On 09/ 8/10 01:44 AM, Ian Lance Taylor wrote:
"Dr. David Kirkby"<david.kirkby@xxxxxxxxxx> writes:
IMHO, it would be very sensible if gcc had an option to configure such
that the location of the run-time libraries was hard-coded in. Then,
as long as "gcc" is in the path, the libraries would be found.
This issue seems to come up time and time again. Some think that's a
bad idea -
but I think giving people the choice with an option to configure would
be a good idea.
I've tried arguing for this on the gcc bug database, but I've never got anywhere.
It is a design goal that gcc always be able to find its libraries if you
move the installation tree as a whole.
But that does not happen. gcc often can't find it's libraries, which is why
there are so many reports of "cannot compute suffix of object files".
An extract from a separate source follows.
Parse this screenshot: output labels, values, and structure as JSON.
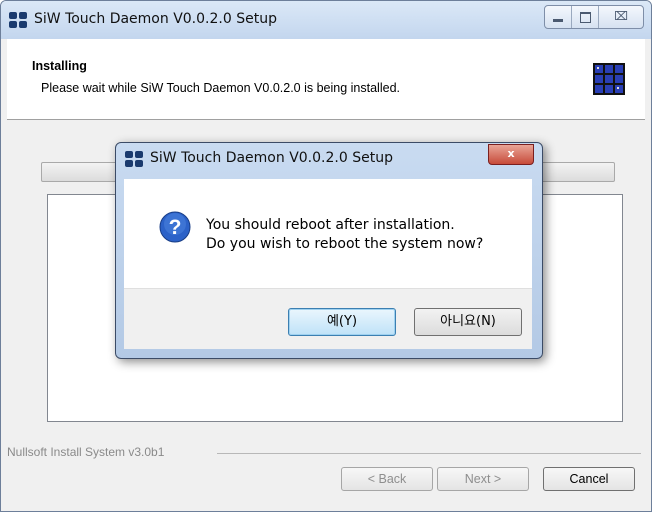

I would like to be able configure gcc such that it goes into a directory of my
choosing, and can find its libraries, without resorting to setting LD_LIBRARY_PATH.
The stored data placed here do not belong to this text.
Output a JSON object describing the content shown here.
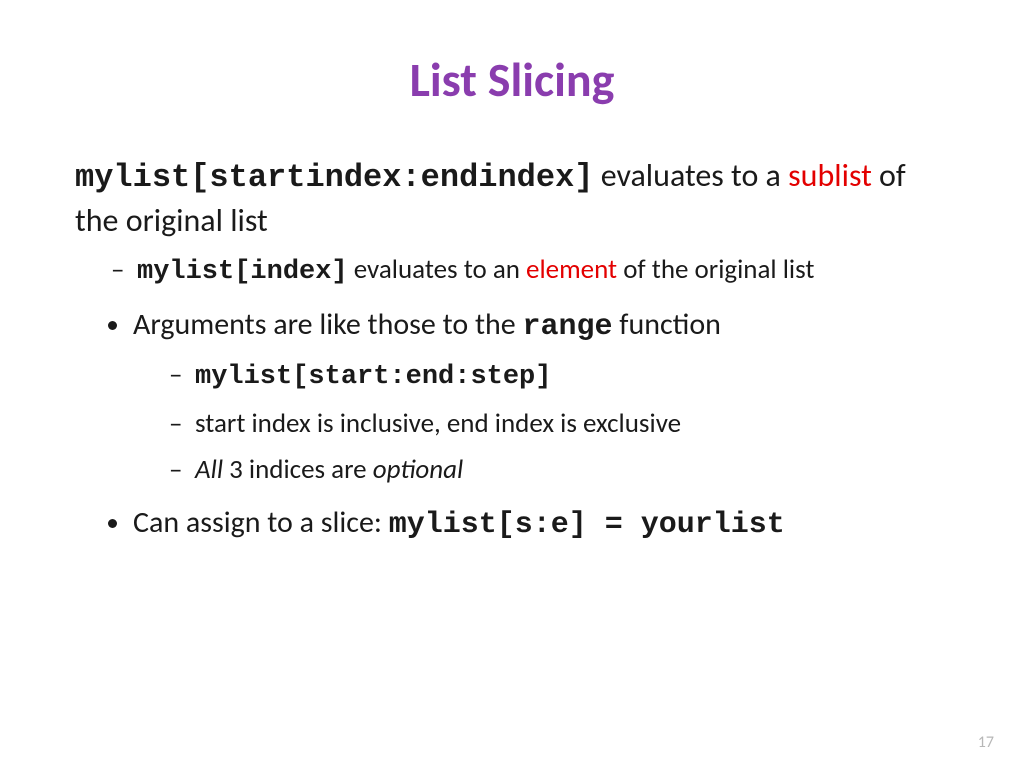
{
  "title": "List Slicing",
  "intro": {
    "code": "mylist[startindex:endindex]",
    "text1": " evaluates to a ",
    "highlight": "sublist",
    "text2": " of the original list"
  },
  "sub_intro": {
    "code": "mylist[index]",
    "text1": " evaluates to an ",
    "highlight": "element",
    "text2": " of the original list"
  },
  "bullet_args": {
    "text1": "Arguments are like those to the ",
    "code": "range",
    "text2": " function"
  },
  "sub_args": {
    "code": "mylist[start:end:step]",
    "inclusive": "start index is inclusive, end index is exclusive",
    "all": "All",
    "mid": " 3 indices are ",
    "optional": "optional"
  },
  "bullet_assign": {
    "text1": "Can assign to a slice: ",
    "code": "mylist[s:e] = yourlist"
  },
  "pagenum": "17"
}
Your proposal would provide a
different functionality: you would be able to move the gcc binary by
itself, without moving the runtime libraries, and it would work. But
you can already do that by using a one line shell script to invoke the
installed gcc. So this does not seem to me like a useful feature to add
to the gcc sources.
Ian
I'm not interested in moving the gcc binary without moving the gcc libraries.
That would not be so useful.
When I use the Sun compiler, it installs in /opt/sunstudio12.1. I never have to
concern myself about the libraries - they are just found automatically. but
/opt/sunstudio12.1 is not added to the linker search path.
Here's my linker search path:
drkirkby@hawk:~$ crle
Default configuration file (/var/ld/ld.config) not found
Platform: 32-bit LSB 80386
Default Library Path (ELF): /lib:/usr/lib (system default)
Trusted Directories (ELF): /lib/secure:/usr/lib/secure (system default)
drkirkby@hawk:~$
But gcc is a lot more messing around.